How can ABC be so irresponsible? General Hospital‘s prime targeted audience is young females, the advertiser-desirable demographics of ages 12-17 and 18-34. Teenage suicide is a serious problem in this country! (According to the U.S. Centers for Disease Control and Prevention, suicide accounts for 13% of all teen deaths!) To even suggest to today’s young people that dying for love is something romantic, let alone a subject for fantasy, is egregious. And the height of desperation, even for a poorly rated daytime television genre that will try anything to vamp an audience.
And doubly sad for a show which has retained its ratings mainly through stories about mob violence. A new mob family, the Zaccharas, has just come to Port Charles to challenge upstate New York don Sonny for his territory. Its ferocious head Anthony Zacchara (Bruce Weitz) has been depicted as a loony-bin psychotic, with the mobster attended by a man in a white coat in his home full time. Sick as this may be, his potential for intense danger brought a new excitement to GH. The show, in the name of ratings strength, has consistently raised its dramatic stakes while at the same time lowering the bar on good taste: the characters of small-time don Sonny and his hit man Jason became the show’s central “heroes” in the mid-90s. Even before The Sopranos, Emmy-winning headwriter Bob Guza made GH a world where conventional morality is turned inside out.
But constantly staging phony mob violence and suggesting to a teen audience that it’s cool to die for love are two different things. The most prominent dead victim on GH chosen for sweeps month is said to be Emily Quartermaine (first Amber Tamblyn, now Emmy winner Natalia Livingston), a character adopted as a young girl by GH core characters Alan and Monica. The GH audience has watched her grow up through her teen years into young womanhood. This is one young doctor whose days of compassion and love are suddenly over this month in the world of GH, a soap opera suddenly propagating the message that love is to die for.
P.S. Does anyone remember The Bathrobe Don, a New York City mafioso who used to walk around the streets of Manhattan’s Greenwich Village in his bathrobe and slippers to demonstrate to the world how crazy he was? His “madness” was a sham intended to prevent him from going to jail.
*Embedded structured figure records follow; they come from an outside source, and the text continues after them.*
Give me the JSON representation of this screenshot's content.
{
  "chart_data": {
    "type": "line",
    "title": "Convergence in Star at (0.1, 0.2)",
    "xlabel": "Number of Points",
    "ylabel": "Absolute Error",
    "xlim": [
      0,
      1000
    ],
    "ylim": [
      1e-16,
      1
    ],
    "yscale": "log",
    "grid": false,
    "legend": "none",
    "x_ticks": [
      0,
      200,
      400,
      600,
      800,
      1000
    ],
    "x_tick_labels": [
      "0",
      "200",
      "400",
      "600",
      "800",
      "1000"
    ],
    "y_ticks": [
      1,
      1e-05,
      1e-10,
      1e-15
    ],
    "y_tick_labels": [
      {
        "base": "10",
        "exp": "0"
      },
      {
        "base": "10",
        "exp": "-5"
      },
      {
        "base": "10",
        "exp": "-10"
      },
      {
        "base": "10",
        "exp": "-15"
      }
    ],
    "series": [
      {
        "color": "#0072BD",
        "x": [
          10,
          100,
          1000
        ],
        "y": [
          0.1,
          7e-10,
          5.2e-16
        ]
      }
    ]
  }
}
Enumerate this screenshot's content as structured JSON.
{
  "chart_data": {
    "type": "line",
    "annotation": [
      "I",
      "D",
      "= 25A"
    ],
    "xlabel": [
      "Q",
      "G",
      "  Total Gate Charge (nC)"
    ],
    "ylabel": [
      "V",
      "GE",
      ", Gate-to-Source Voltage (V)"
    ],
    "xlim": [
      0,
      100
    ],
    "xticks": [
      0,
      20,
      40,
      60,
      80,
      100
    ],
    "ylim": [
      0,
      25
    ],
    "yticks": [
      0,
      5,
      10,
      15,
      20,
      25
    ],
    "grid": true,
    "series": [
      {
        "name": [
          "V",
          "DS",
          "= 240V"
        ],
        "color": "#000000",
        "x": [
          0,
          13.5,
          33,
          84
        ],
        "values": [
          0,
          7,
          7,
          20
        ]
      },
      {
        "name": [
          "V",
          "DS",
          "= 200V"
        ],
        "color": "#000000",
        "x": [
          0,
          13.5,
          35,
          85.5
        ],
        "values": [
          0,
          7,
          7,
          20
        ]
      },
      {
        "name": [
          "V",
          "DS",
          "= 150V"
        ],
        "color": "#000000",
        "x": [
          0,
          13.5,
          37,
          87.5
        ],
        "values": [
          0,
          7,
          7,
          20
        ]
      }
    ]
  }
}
But finally, after many years, suspected Genovese family crime boss Vinny “The Chin” Gigante was found to be a faking his madness and sent to prison. Could the character of Anthony Zacchara be based on Gigante? (The real Gigante died in prison in 2005 at age 77.)
Creme De Lacroix: Deidre Hall (Marlena Brady, Days of Our Lives)
As the tears fell down Marlena Brady’s face last week at her husband John Black’s memorial service, it was hard not to notice that the face of three-decade Days veteran Deidre Hall had not changed one bit in all those years. Most other senior daytime divas have surgically “refreshed” faces. Hall’s miraculously fresh face is so perfect, she may well be soaps’ own Dorian Gray. Whatever the method, Hall’s preservation job is so exact, it’s downright spooky.